Will consumers accept higher prices?

Key policy makers are coming around to the idea that a sea change in the developed world’s supply lines is necessary. U.S. Treasury Secretary Janet Yellen calls her idea for more resilient trade linkages “friend-shoring” — a not-so subtle jab at China and Russia. European Central Bank President Christine Lagarde, in a speech Friday, said Europe’s integration in global value chains was even deeper than the U.S.’s. Trade as a share of the euro area’s gross domestic product rose to 54% in 2019 from 31% two decades earlier, she said, compared with America’s 3 percentage-point rise to 26%.

She also cited a recent survey that found 46% of German companies get significant inputs from China. Of those, almost half are planning to reduce that dependency. Russia’s invasion now means the search for the lowest-cost suppliers must be refocused around geopolitical alliances. “We must work towards making trade safer in these unpredictable times, while also leveraging our regional strength,” said Lagarde, the former managing director of the International Monetary Fund. “Even industries that are not considered strategic are likely to anticipate the fracturing of the global trading order and adjust production themselves.”

Much of this shift hinges on whether the pandemic has convinced consumers to accept higher prices for products made closer to home.
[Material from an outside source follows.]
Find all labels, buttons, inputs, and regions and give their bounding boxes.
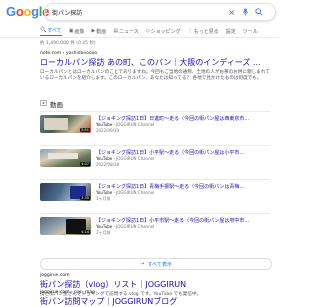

Relocating supply chains “might cost more, but if you can make smaller quantities that you can then sell at closer to full price, you can actually completely change the game,” said Brian Ehrig, a partner at the consulting firm Kearney and co-author of a report this month that found 78% of CEOs are either considering reshoring or have done it already. Added Shay Luo, a Kearney principal who helped write the report: “My bet is that globalisation will never die, however, it will evolve to a different form.”